Although few doubt that Mr. Quinn would have ideally liked to find out who was responsible for an act of terrorism that injured a U.S. citizen, those working on the investigation made it known that they felt he was not helping them get answers.
“It is important to note that [redacted] has on several occasions in private conversations accused the ambassador of intentionally frustrating the FBI investigation and ordering the FBI not to prepare reports critical of [redacted],” says the embassy cable sent to Pacific Command in Honolulu on May 28.
Douglas Gillison, a former Cambodia Daily editor who filed the FOIA requests with the FBI and U.S. State Department, said in an email this week that “in general terms there seems to have been every reason for the embassy to want to exercise a fair degree of caution.”
“I cannot point to official records that show that the embassy actively opposed the investigation, and Quinn claims he supported the FBI’s presence, which mainly matches what Quinn told Washington at the time,” Mr. Gillison said.
“But agent Nicoletti and UN officials privately believed the security concerns were a pretext to get Nicoletti to desist from what was a controversial investigation and a headache for the US efforts in a highly unstable country,” he added.
“Quinn’s account is that he wanted Nicoletti to return when things died down and he said as much in the documents you have,” he said of the embassy cables. “But he blocked Nicoletti’s return the following month due to the hubbub from Jeff Smith’s reporting at The Washington Post. Then the coup happened. Nicoletti never returned and the case began a slow death.”U.S. Ambassador to Cambodia Kenneth Quinn, left, speaks with U.S. special envoy Stephen Solarz upon his arrival at Phnom Penh International Airport on July 24, 1997. (Reuters)
That Washington Post report, published on June 29, 1997, cited four anonymous U.S. government sources saying that preliminary FBI results placed blame for the attack “on personal bodyguard forces employed by Hun Sen.”
Sophal Ear, an author and associate professor of diplomacy and world affairs at Occidental College in Los Angeles, described Mr. Quinn’s handling of the grenade attack as the “three wise monkeys approach.”
“The problem was always going to be the answer. The answer was too explosive for Cambodia,” he said in an email. “Look, if the Khmer Rouge threat was merely opportunistic, i.e., they had nothing to do with the actual grenade attack, it just leaves two other sides [the CPP and Funcinpec] to either work individually or together in the attack.”
For the victims of the attack, Mr. Ear said, Mr. Quinn’s approach was regrettable, “but for the naked national interest of the United States, maybe not. He knew who would rule Cambodia. He just went with the three wise monkeys approach. Accommodating power is normal for diplomats.”

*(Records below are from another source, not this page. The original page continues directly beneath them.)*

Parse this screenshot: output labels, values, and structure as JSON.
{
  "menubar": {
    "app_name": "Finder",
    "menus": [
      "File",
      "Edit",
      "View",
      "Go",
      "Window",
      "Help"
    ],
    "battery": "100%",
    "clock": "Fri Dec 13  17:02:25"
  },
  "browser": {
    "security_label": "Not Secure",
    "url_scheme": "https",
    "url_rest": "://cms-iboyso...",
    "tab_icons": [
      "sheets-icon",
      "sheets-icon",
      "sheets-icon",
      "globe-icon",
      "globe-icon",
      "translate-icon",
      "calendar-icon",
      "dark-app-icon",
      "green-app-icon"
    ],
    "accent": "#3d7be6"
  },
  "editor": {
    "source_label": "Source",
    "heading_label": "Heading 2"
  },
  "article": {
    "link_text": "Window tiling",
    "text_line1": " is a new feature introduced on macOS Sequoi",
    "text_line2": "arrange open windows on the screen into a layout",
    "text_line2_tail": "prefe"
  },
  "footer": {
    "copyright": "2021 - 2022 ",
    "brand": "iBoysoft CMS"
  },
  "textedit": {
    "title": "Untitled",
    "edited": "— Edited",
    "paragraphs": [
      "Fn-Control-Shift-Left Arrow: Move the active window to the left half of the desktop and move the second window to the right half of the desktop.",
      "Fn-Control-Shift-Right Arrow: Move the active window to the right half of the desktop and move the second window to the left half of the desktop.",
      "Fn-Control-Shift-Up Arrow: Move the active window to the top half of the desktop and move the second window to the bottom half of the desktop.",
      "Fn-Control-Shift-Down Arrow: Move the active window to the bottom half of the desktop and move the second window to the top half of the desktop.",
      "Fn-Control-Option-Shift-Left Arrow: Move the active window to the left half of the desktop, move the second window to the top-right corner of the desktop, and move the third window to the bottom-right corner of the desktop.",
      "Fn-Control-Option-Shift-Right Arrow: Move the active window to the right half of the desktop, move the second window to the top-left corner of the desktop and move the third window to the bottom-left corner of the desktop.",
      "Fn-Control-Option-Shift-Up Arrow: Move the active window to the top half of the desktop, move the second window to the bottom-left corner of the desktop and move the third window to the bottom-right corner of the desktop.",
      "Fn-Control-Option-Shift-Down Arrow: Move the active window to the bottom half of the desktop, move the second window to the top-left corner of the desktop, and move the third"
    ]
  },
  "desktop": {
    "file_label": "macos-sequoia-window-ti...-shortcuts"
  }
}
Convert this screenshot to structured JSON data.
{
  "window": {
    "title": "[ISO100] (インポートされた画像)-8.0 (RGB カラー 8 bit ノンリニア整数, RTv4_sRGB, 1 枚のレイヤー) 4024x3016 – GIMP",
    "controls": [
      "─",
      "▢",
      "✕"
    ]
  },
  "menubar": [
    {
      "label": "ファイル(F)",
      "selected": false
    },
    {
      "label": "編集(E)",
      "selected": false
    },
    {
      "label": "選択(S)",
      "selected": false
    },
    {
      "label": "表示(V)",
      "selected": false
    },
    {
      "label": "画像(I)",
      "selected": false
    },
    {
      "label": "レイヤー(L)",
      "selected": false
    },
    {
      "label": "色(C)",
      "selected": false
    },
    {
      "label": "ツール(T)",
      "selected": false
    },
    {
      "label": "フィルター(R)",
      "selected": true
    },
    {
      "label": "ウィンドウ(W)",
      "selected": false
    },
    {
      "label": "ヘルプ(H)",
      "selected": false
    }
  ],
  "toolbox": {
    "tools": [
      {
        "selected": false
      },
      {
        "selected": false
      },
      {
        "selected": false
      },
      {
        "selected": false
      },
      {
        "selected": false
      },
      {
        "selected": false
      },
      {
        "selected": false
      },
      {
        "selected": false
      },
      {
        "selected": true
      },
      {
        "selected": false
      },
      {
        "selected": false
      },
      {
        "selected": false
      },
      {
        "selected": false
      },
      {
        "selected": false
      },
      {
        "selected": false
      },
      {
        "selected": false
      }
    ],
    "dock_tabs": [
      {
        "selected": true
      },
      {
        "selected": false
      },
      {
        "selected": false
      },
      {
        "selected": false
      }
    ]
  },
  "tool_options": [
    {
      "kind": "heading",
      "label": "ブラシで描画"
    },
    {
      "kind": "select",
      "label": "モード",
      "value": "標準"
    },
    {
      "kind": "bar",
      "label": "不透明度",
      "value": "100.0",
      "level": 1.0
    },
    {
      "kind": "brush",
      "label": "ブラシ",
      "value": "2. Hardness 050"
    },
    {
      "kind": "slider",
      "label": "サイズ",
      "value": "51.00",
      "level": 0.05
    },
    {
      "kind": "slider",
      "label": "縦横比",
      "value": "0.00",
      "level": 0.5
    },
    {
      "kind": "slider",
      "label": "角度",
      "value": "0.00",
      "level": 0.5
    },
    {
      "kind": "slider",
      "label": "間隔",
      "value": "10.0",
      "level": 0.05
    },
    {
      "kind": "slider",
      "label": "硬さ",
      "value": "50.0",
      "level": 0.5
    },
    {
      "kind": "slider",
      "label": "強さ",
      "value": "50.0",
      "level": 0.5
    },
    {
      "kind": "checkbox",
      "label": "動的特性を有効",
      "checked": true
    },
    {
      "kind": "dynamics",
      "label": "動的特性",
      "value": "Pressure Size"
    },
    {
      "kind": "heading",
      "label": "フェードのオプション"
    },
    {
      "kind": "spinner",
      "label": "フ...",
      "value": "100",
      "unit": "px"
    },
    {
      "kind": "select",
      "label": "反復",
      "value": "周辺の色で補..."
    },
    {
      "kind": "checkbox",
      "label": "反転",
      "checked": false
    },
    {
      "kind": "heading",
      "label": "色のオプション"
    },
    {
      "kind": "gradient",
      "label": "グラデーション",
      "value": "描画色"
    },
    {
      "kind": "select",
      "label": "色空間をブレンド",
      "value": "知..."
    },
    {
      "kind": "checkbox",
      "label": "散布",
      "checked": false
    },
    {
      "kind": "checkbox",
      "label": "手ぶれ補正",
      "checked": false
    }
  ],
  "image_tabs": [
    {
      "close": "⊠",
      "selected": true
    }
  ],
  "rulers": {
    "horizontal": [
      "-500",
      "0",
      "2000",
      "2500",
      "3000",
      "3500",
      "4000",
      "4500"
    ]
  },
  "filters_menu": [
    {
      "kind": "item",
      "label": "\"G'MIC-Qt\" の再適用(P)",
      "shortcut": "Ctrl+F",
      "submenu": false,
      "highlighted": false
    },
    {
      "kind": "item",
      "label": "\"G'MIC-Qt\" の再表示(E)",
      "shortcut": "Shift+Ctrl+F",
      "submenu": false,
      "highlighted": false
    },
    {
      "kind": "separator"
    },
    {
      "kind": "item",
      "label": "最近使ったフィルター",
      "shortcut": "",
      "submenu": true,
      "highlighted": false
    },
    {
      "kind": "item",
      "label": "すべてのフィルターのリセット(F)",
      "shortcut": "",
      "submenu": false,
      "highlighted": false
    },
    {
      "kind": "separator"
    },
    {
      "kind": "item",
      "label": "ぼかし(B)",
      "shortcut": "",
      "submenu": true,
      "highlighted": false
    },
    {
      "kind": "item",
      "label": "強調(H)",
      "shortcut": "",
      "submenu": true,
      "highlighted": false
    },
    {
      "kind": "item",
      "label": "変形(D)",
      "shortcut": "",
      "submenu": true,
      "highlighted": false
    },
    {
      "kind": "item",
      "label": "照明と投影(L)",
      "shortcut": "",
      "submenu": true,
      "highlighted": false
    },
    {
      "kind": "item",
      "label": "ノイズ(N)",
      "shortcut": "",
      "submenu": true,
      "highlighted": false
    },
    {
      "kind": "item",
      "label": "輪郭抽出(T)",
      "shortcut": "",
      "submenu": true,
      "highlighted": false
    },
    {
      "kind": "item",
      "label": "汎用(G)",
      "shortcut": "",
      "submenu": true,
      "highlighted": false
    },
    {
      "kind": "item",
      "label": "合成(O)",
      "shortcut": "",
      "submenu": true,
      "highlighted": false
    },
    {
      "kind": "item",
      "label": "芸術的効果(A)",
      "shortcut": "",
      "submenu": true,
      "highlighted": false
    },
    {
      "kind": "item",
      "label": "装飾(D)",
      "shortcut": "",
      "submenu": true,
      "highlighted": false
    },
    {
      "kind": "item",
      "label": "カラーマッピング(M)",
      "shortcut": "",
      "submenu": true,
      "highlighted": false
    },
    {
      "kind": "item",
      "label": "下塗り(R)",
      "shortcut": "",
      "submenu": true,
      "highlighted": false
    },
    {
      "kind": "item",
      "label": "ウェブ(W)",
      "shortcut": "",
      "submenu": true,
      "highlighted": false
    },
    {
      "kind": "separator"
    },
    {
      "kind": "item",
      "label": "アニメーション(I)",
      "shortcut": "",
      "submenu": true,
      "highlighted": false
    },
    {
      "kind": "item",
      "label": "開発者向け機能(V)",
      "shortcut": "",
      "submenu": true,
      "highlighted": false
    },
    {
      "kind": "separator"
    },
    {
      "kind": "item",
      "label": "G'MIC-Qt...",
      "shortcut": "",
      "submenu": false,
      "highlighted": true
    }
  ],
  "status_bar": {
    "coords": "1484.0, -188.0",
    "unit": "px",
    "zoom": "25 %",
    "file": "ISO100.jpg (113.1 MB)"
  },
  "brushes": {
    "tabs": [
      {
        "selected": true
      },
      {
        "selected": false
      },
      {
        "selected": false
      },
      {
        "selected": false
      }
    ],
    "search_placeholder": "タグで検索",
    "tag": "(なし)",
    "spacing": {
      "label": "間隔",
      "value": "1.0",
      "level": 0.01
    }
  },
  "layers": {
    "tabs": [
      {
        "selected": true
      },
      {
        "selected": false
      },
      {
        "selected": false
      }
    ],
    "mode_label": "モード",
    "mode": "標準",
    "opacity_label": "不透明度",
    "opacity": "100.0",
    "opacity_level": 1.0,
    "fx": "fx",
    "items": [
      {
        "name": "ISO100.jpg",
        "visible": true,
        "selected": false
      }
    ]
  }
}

Sebastian Strangio, author of “Hun Sen’s Cambodia,” said the episode was symbolic of how the U.S. has decided to deal with Mr. Hun Sen since it signed on in the early 1990s to help the country move toward a functioning democracy.
“The controversy over the grenade attack investigation foreshadowed a long-standing tension in US policy towards Cambodia: between congressmen and human rights activists who called for Washington to take a harder line against Hun Sen (whatever the consequences), and officials who saw that Hun Sen was there to stay and argued for a policy of pragmatic engagement. (And never the twain shall meet),” Mr. Strangio said in an email.
“It was only by this happenstance that the FBI came to be involved in the case in the first place, and it raised the prospect that people close to Hun Sen might be put on trial in a US court,” he added. “Quinn clearly worried about the US Embassy being drawn into the mire of Cambodian politics, and officials back in Washington were fearful of the diplomatic ramifications. This was ultimately why the case was shelved.”